I love Steak

The bro got married last weekend, and himself and this missus are foodie types so the whole kit and kaboodle camped out in celebychef Kevin Dundons gaff down wexford way.

I’m a big lover of weddings, funerals and any other excuse for getting all pissed up on booze while in a suit, and this was no exception to that rule.
But it’s the food bit that has me posting. Kevo, because we’re mates now, oh the craic me and Dundo, as I do sometimes call him, have when we are on the tear, sure its mighty. Anyway we’re like this (does something disturbing with index and middle fingers) since I was round his gaff and all, and Kevo is reputedly a michelin star chef, although I can’t find any direct mention of this on the net, but he’s definitely in there or up there someplace in the highest echelons of cheffery.
I had steak, I’m cutting directly to the mains here cos that’s kind of tough frontiersman John Wayne type that I am. So, the filet steak, marvellous  job there Dundo, it was exactly as a steak should be; about the size and shape of a fist, lovely pink all the way through, a carnivorous dream.

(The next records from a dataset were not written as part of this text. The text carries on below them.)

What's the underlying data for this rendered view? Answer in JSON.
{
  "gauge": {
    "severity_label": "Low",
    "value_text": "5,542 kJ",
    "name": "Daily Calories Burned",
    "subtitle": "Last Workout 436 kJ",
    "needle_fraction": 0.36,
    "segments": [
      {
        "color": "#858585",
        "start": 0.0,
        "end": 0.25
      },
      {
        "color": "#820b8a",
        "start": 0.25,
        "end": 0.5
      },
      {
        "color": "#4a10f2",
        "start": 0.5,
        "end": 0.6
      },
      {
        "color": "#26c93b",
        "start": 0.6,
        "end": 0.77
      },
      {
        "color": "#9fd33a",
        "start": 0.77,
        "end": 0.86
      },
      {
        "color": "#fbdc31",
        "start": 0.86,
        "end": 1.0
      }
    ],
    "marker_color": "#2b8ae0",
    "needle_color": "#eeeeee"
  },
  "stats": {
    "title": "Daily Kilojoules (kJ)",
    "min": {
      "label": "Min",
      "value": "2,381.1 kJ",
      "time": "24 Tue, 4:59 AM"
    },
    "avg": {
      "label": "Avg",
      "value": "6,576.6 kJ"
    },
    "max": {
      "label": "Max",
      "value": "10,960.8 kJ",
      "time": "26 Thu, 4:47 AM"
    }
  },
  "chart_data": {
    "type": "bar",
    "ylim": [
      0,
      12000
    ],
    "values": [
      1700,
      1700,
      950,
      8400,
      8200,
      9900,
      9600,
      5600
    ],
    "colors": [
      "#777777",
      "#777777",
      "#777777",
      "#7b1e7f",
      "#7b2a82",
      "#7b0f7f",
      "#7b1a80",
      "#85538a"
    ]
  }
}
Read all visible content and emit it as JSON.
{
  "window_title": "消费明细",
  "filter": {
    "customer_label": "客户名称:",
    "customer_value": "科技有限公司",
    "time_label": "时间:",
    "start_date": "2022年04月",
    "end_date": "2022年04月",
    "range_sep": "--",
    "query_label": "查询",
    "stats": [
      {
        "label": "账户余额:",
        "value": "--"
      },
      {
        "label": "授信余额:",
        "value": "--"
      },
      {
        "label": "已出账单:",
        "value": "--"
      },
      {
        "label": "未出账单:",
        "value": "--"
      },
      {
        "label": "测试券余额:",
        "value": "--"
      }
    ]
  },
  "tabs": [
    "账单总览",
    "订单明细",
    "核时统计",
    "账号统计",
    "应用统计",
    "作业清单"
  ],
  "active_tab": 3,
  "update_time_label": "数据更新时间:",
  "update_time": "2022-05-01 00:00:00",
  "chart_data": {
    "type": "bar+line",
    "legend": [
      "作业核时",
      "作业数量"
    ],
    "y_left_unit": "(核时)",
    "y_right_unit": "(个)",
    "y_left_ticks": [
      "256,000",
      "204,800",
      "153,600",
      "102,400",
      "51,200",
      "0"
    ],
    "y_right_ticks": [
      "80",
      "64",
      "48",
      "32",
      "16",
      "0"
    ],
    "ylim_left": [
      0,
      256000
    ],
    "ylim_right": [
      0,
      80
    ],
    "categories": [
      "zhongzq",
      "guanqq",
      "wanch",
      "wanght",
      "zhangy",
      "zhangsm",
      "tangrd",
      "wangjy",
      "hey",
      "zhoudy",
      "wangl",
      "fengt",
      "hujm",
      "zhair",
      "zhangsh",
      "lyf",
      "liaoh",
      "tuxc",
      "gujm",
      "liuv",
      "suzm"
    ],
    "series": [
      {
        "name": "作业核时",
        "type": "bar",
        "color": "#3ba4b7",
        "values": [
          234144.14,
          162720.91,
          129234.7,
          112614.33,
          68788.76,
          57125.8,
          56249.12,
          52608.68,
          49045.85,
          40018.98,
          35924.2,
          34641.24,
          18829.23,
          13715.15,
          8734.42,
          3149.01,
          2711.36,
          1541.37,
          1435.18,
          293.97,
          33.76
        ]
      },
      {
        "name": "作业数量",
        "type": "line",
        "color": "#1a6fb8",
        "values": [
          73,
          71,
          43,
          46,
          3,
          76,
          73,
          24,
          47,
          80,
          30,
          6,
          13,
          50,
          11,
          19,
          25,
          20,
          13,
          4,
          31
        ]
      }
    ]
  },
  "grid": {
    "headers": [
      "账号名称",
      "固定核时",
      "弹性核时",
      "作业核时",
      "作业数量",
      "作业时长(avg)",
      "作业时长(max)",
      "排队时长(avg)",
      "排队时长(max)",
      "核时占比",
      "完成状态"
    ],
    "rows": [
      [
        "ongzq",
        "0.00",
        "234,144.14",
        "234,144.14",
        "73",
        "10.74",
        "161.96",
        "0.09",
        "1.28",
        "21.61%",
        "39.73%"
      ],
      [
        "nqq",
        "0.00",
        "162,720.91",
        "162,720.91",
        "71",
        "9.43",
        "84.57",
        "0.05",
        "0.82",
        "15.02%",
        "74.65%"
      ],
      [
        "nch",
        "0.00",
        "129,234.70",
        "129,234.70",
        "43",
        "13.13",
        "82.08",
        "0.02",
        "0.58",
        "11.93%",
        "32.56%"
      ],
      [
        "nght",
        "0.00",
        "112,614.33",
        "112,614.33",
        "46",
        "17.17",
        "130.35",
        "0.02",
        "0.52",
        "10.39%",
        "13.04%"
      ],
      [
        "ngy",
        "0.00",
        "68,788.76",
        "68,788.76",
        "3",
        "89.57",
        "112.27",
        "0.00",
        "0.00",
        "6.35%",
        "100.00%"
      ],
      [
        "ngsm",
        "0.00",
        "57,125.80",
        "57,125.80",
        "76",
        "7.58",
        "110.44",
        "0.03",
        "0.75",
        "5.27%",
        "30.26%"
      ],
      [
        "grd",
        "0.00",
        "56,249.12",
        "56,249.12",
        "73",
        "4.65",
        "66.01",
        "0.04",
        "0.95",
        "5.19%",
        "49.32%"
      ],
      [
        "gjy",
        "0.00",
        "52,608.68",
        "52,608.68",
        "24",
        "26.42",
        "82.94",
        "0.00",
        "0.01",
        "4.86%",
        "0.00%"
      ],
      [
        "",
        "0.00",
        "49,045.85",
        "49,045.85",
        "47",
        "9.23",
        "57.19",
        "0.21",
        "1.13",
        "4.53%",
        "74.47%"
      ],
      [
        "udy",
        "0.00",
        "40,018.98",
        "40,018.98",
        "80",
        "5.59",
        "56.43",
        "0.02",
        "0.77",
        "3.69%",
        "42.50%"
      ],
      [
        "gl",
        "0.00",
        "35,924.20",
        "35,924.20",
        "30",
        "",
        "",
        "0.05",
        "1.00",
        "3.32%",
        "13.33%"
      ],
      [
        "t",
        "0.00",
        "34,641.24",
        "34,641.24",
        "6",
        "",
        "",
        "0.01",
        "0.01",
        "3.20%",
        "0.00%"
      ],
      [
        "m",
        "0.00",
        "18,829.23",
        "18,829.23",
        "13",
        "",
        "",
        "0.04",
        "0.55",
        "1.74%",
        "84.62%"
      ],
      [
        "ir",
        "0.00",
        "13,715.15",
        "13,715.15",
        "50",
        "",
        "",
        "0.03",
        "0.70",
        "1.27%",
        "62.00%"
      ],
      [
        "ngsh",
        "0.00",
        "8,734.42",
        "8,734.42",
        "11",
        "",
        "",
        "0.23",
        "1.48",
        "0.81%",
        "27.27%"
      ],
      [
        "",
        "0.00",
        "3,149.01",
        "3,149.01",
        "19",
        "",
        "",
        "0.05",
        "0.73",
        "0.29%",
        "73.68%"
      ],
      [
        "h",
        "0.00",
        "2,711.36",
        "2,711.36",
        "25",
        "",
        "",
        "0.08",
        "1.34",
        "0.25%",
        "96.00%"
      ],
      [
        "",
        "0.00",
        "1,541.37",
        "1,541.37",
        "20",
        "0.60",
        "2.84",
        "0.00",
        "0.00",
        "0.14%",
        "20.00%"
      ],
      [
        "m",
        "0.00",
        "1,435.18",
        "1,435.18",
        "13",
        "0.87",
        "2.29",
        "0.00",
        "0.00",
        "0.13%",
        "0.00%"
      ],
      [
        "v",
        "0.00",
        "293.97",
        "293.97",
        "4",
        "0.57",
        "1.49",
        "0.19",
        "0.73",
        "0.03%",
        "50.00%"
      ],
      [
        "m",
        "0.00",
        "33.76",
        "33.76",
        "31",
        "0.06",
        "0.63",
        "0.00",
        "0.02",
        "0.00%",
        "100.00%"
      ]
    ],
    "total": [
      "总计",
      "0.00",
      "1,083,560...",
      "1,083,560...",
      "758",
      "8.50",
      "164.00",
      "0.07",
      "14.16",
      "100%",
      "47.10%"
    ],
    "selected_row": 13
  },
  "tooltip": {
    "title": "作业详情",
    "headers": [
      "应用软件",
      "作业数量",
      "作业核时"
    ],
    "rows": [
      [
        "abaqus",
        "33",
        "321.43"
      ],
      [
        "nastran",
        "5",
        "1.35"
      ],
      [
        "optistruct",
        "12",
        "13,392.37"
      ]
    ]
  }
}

I had Venison the next night cos I’m also a woodsman hunter type and its good to keep some survivalist flavour, keeps me on my toes in case of apocalypse. Also I like to pretend I’m Robin Hood, Errol flynn era, with lots of bread and no cutlery. That approach does not always go down well at weddings as some folk lack imagination, especially older folk who almost never  get into the mutton-leg waving food-spitting vibe with the hearty laughter and the wench raping and all.
And the venison was great too.

But see, here’s the rub; two courses in Dundos gaff is €56. In my experience thats on the high side, unless one of those courses is cocaine or dinosaur eggs.
And although all the food was bang on, I know I’ve had pretty much just as good elsewhere, and at half the price. Its all a bit of a bluff really, food only gets so good, its diminishing returns after a point.

My mate Clumsey Bear once worked as a steak Chef in a Sidney shithole called Filthy MacFaddens or something, and turned out lovely steaks despite his handicap. Steaks are probably his one and only talent, other than knocking things over.
I once got a steak in averagy nice place in Prague that was every bit a good as Dundos, and it cant have put me back more than a handful of clams.

When folk are into something they just want to spend money on it. I do it myself, I’m a terrible hoor for big speakers, fancy boxing gloves I don’t really need and rare records I can’t afford.
The foodies can keep their elite food, its’ for them anyway. And although my presence brings a touch of class to even the classiest joint, they don’t really need my lack of enthusiasm.
For my part, I like the grub but would prefer not to be walking out of there with a sore arse, if you take my meaning.